Imagine if a white minister in, say, South Carolina preached this way about African-Americans, knife and all: Would the news media be supine in reporting it? Would we get “both sides” journalism of the kind that is pro forma when it comes to Israelis and Palestinians, with lengthy pieces explaining—and implicitly justifying—the minister’s sundry grievances, his sense that his country has been stolen from him?

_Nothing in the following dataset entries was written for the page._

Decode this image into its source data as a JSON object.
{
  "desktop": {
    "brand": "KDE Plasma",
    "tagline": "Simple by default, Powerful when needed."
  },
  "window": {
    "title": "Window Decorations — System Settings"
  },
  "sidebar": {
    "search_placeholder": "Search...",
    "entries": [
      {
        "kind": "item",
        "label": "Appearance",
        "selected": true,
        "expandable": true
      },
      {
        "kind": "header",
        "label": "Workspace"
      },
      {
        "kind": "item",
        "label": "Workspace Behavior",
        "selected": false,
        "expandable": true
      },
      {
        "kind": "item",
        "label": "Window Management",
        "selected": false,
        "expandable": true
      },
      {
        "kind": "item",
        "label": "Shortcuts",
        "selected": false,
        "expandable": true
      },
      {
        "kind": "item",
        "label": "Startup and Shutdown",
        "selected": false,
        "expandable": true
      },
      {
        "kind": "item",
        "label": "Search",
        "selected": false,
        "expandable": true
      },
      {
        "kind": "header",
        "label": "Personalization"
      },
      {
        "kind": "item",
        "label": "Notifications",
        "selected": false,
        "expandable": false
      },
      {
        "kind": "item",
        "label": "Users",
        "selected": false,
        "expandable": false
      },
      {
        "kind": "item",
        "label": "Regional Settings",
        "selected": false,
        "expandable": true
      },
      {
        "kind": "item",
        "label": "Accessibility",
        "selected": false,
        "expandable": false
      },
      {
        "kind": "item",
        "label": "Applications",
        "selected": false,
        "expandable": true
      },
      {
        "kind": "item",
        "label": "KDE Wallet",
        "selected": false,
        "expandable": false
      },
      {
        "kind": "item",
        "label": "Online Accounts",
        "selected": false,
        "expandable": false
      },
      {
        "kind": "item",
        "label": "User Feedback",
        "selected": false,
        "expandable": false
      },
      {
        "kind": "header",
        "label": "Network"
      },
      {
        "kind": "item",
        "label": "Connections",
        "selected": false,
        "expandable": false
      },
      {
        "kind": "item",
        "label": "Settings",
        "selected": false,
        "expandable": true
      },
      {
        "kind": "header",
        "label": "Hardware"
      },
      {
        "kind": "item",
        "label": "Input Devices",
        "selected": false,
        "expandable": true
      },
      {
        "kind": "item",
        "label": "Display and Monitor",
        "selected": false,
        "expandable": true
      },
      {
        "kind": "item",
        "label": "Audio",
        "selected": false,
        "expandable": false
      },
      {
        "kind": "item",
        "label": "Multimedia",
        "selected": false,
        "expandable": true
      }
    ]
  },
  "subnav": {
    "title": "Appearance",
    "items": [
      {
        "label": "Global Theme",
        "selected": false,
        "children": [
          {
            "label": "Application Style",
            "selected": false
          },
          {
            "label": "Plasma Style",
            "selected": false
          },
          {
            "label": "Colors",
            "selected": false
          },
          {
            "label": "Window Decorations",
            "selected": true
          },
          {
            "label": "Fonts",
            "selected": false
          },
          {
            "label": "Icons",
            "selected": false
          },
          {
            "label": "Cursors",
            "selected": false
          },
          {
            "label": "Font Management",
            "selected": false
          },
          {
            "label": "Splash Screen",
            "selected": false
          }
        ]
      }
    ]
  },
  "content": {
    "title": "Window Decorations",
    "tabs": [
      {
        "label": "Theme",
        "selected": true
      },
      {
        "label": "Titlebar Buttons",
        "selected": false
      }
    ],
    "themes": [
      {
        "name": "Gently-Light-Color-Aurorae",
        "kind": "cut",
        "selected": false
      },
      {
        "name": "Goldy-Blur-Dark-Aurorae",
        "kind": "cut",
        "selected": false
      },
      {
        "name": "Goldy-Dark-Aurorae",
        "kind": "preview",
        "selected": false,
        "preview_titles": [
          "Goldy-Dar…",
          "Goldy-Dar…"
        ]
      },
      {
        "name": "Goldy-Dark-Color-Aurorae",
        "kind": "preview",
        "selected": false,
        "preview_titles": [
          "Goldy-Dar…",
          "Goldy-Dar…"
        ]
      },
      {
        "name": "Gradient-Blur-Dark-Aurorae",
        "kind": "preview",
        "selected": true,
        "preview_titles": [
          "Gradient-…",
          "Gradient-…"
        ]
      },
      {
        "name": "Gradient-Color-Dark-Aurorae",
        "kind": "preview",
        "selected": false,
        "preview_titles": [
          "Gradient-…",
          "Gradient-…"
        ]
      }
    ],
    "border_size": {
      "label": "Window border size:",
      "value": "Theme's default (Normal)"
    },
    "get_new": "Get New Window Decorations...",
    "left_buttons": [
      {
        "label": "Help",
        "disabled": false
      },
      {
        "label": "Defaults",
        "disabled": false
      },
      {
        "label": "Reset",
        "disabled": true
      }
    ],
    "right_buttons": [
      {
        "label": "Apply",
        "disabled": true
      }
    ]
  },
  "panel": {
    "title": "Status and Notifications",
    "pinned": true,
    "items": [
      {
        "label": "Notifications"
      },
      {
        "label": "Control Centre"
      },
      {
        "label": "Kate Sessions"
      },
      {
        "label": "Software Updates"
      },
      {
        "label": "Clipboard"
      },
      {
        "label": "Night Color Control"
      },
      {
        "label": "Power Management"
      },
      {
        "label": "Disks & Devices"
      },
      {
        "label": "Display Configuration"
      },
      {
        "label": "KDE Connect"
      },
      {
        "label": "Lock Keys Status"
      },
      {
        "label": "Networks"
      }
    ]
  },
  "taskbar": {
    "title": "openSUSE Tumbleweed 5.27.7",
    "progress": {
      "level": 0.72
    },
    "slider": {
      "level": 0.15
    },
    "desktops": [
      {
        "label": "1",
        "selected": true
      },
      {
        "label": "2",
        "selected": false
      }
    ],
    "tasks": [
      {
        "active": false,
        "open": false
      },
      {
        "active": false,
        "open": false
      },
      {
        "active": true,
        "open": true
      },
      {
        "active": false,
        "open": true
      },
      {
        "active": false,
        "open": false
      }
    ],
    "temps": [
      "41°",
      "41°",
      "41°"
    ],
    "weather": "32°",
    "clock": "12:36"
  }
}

And would this be supplemented by the usual fake math of moral opprobrium, which is the stock-in-trade of reporters covering the Israeli-Palestinian conflict? In the Middle East version, a higher Palestinian death toll suggests greater Israeli culpability. (Perhaps Israeli paramedics should stop treating stabbing victims to help even the score.) In a U.S. version, should the higher incidence of black-on-white crime be cited to “balance” stories about white supremacists?
Didn’t think so.
Above all, it’s time to give hatred its due. We understand its explanatory power when it comes to American slavery, or the Holocaust. We understand it especially when it is the hatred of the powerful against the weak. Yet we fail to see it when the hatred disturbs comforting fictions about all people being basically good, or wanting the same things for their children, or being capable of empathy.
Today in Israel, Palestinians are in the midst of a campaign to knife Jews to death, one at a time. This is psychotic. It is evil. To call it anything less is to serve as an apologist, and an accomplice.